As the story closed Gifty turned to the day's organizer and asked if the woman was prepared to introduce herself. He stepped out of the room and then told Gifty something as he entered back into the room. She left and then he said that she would be right out. Then the heroine of the story entered and it was indeed Gifty. I don't remember things very well from my distant past, but I can't recall ever meeting someone who had HIV. And Gifty's story was told to a group of us who probably had many, many preconceived notions of an HIV patient. I know our own country attaches a stigma to the disease and Ghana is not much different in that respect. We typically do not know who has it and who does not, and most who are positive don't lead with that information at your local dinner party.

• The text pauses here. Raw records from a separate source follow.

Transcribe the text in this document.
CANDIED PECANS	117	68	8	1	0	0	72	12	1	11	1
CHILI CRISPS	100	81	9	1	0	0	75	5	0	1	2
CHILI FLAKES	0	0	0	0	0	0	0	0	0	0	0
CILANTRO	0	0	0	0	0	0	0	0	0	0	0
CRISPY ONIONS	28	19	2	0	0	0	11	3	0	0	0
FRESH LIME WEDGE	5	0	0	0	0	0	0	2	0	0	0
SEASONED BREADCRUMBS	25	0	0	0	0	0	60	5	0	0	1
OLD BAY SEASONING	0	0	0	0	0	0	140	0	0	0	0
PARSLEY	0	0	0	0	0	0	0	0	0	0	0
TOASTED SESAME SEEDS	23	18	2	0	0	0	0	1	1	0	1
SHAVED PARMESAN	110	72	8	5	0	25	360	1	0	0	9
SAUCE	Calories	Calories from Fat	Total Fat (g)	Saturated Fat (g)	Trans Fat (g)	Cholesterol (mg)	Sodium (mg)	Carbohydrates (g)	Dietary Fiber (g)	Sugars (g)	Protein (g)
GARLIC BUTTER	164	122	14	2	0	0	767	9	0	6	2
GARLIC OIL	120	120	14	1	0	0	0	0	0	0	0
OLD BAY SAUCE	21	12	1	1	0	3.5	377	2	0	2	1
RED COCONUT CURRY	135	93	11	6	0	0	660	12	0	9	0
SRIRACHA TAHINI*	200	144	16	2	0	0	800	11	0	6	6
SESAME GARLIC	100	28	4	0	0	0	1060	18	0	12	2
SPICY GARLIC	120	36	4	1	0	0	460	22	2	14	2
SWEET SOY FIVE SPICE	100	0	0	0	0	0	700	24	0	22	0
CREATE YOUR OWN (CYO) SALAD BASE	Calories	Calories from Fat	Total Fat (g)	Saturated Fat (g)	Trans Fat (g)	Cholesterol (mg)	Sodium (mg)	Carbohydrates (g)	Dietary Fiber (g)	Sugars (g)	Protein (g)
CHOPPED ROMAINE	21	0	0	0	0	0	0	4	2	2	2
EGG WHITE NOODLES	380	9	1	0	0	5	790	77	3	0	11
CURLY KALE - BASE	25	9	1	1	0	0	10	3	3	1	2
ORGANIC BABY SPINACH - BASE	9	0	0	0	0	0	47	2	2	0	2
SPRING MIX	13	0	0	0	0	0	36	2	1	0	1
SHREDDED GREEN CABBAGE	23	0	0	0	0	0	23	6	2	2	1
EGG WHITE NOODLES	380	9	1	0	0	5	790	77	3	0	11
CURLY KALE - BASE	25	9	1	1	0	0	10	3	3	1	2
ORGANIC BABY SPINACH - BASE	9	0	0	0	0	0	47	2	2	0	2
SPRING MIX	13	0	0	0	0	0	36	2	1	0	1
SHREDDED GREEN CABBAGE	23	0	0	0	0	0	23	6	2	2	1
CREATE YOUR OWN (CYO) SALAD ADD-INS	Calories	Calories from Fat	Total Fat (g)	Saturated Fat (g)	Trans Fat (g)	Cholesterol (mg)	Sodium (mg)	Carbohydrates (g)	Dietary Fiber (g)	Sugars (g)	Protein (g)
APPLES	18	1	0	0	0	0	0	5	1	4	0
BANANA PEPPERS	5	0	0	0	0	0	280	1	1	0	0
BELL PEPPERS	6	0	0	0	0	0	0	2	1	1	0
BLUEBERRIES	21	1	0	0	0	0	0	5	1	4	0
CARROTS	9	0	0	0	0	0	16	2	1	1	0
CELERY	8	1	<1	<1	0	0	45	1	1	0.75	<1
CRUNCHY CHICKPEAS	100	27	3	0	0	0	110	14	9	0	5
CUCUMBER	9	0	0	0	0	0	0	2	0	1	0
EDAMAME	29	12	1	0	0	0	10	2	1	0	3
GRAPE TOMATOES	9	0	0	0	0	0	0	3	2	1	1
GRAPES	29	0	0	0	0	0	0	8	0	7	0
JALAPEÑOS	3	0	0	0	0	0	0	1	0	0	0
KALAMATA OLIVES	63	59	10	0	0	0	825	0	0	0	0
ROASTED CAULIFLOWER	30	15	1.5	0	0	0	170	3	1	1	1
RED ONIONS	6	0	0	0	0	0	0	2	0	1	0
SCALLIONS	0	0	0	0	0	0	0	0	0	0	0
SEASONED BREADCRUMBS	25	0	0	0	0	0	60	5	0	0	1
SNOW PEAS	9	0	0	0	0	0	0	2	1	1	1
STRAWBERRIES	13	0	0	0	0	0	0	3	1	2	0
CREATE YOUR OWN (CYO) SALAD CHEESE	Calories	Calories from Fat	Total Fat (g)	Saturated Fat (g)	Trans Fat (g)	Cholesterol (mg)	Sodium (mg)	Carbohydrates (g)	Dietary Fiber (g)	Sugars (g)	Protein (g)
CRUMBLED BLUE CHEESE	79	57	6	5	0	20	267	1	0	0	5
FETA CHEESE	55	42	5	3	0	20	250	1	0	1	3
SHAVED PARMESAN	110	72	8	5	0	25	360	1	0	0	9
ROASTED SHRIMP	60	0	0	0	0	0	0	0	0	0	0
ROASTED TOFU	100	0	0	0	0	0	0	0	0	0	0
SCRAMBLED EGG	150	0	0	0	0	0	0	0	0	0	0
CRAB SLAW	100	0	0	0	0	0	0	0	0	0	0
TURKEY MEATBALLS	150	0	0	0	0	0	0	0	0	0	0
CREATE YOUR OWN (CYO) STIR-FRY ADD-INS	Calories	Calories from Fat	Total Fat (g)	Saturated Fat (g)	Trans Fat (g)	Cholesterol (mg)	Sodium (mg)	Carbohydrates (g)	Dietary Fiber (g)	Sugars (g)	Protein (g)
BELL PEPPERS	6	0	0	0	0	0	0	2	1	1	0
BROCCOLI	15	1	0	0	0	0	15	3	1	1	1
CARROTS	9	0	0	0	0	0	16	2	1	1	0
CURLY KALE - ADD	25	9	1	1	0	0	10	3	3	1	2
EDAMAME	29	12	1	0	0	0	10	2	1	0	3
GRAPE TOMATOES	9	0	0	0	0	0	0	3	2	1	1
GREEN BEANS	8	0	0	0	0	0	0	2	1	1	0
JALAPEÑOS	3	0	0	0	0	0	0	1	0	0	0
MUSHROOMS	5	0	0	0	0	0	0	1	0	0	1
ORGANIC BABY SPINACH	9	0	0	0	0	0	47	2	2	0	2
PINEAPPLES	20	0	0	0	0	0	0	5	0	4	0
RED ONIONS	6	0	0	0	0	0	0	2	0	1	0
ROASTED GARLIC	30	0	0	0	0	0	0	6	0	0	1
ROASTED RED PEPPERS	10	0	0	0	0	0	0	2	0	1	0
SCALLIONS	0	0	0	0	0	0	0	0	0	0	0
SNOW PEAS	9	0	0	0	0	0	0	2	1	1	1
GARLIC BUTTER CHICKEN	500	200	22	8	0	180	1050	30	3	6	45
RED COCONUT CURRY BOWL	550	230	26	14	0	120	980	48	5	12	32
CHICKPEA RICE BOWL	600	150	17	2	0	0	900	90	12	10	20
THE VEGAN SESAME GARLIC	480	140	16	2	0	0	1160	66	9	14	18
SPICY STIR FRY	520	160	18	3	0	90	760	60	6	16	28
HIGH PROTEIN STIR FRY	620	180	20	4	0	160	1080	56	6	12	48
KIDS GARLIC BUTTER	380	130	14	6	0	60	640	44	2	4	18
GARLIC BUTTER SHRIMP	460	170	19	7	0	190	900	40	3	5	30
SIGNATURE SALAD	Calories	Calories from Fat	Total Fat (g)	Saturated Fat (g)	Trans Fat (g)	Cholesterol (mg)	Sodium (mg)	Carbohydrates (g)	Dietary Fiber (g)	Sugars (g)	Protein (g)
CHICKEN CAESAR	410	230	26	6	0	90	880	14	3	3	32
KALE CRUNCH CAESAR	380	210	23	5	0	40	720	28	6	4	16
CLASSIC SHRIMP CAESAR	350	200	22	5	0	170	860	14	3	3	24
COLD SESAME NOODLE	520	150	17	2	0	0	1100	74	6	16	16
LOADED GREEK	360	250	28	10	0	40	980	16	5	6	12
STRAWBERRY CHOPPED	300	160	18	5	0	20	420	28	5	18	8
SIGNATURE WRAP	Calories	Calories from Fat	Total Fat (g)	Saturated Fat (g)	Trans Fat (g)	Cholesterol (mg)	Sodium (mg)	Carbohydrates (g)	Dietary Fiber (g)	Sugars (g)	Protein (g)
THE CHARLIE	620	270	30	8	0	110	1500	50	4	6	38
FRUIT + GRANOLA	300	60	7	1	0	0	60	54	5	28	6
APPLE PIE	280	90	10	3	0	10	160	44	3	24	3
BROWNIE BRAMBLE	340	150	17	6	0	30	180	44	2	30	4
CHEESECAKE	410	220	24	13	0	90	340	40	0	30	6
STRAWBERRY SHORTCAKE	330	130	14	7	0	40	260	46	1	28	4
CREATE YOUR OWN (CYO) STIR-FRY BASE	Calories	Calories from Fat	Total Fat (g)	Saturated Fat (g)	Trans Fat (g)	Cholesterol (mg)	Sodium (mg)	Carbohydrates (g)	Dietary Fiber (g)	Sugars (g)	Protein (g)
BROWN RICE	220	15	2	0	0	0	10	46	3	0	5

Here she was telling absolute strangers that she had contracted the virus and was here to smile and give us a face to attach to the condition. Color me impressed. Very impressed. At the end of her talk after she had answered questions she was treated to a long standing ovation from all the participants. I found her after lunch before she left and gave her a great big hug. Two in fact, and I told her that she was incredibly courageous to take upon her shoulders a tremendous challenge. And trust me, she was all smiles as she talked to everyone who greeted her as they said their thanks.
She was definitely a huge influence on me. I hope to invite her to an HIV/AIDS awareness event in my town so that she can keep spreading the word and putting a human voice to the disease.